I got a book from the local library a couple weeks ago, and I'm barely 1/4 the way through it. I intended to read it, but don't know that I can. Each evening, I get about ten minutes into it and fall asleep. It was popular, it made its author some money, but unless this choker eases up and starts to flow soon, I'm going to take it back and thank the Powers That Be that I didn't spend money on it.
By comparison, January saw the Piker Press contributors conclude The Director, by John Paulits, a novel that I was drawn into, and of which I savored each word, each chapter. And then there has been Not Dead Again, a novella by Ralph Bland, which was just stunning in its revelation of how people sort out and grow into the knowledge of mortality and aging. With both these stories, I read, and laughed, and felt tears, and had uplifted heart at the end. If you, dear readers, have not read them from start to finish, you should. These two are exemplary writing.
As is Barbara Rendall's current story "Old Sugar." We're only four episodes in, but I assure you, this is what writing is all about.
So off we go into 2011.
Jonathan D. Scott (of the "Warren Pieces," "The Man Who Invented Polka Dots," and more) has a new book out on Amazon.com, called Gunther's Revenge, under the pseudonym "Guy Bandervilt." The Amazon page describes it thus: "When a good-hearted high school teacher steps into the quirky world of community theater to pursue a beautiful girl, he becomes entangled in a web of comic larceny, blackmail, and more."
Considering Jonathan's previous work, I think it's fair to say that Gunther's Revenge is going to be entertaining.

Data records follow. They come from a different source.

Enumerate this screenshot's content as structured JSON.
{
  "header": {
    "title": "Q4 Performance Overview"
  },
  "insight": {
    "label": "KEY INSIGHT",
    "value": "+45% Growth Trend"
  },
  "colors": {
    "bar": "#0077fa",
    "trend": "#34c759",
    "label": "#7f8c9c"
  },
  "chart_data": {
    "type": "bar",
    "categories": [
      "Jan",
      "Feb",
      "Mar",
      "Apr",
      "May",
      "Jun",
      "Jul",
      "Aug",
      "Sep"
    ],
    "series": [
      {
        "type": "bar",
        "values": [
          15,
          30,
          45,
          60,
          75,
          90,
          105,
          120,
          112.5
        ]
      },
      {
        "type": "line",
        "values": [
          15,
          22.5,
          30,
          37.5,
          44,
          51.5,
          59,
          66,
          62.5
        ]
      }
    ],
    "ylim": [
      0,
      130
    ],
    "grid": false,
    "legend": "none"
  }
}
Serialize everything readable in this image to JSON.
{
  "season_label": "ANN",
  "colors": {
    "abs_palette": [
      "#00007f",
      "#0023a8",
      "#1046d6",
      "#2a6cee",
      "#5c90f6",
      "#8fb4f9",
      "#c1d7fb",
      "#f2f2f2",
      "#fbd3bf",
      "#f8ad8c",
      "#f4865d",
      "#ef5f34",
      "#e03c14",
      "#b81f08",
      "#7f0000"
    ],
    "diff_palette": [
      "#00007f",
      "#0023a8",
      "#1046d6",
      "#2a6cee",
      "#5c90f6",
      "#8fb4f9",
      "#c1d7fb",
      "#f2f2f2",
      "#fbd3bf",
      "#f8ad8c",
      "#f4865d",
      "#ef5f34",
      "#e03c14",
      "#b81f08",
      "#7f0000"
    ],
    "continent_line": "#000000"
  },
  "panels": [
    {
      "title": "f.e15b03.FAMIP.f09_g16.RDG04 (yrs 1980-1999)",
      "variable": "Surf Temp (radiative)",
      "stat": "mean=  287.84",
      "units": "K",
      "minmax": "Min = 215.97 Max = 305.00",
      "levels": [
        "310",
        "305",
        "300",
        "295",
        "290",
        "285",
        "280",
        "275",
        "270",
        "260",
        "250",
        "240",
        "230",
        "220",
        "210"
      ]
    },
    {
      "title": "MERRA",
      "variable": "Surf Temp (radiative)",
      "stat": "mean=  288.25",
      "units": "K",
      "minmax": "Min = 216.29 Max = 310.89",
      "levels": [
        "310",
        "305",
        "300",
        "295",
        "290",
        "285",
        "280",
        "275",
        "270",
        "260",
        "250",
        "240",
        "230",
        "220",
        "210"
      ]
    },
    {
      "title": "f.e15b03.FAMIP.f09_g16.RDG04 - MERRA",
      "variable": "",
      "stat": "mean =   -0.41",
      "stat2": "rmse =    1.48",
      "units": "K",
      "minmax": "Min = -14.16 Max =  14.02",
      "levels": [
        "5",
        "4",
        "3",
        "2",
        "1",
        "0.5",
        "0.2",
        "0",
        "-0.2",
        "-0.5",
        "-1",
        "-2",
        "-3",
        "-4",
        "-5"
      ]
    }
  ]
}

Gail Taylor (Caravan, Night Class, and A Good Belief Is Hard To Find) has sent an email announcing her newest book :
"I am writing to say that, partly because of the exposure that your publication gave the pieces, all three have been included in a just-published collection of short stories, called Tornado and Other Seasons. The book is available in both ebook and print form from Punkin House Press."
Laurel Zuckerman's blog Paris Writers' News graces our blogs page now. Laurel has this to say about herself:
"A Franco-American writer who grew up in Arizona, I am the author of Sorbonne Confidential (Fayard 2007), and Les Rêves Barbares du Professeur Collie (Fayard 2009) and the editor of Paris Writers News.
"Before turning to writing, I worked for 18 years in IT and logistics, the forces now changing the publishing world.
"My favorite literary hero is Moses Herzog, who writes letters he never sends, often to dead people. Instead of letters, I write this blog. Topics include education, ecology, books, and mysteries of France, of which there are many. And Paris Writers News."
And this week, having wrapped up Strange Bedfellows, Lydia Manx's new serial begins: The Building.
Oh yes, it has vampires. In keeping with her worldcraft series of novels, Lydia wrote to me,
" ... Best way of looking at this character is Kenyon needs a good challenge down the line of a like minded soul *evil cackle*"
Lydia knows well how much I've grown to hate the character Kenyon over the years of reading her serial fiction -- she's sure to hook me into this new volume with the promise of mayhem in Kenyon's little kingdom of lust, drugs, and blood.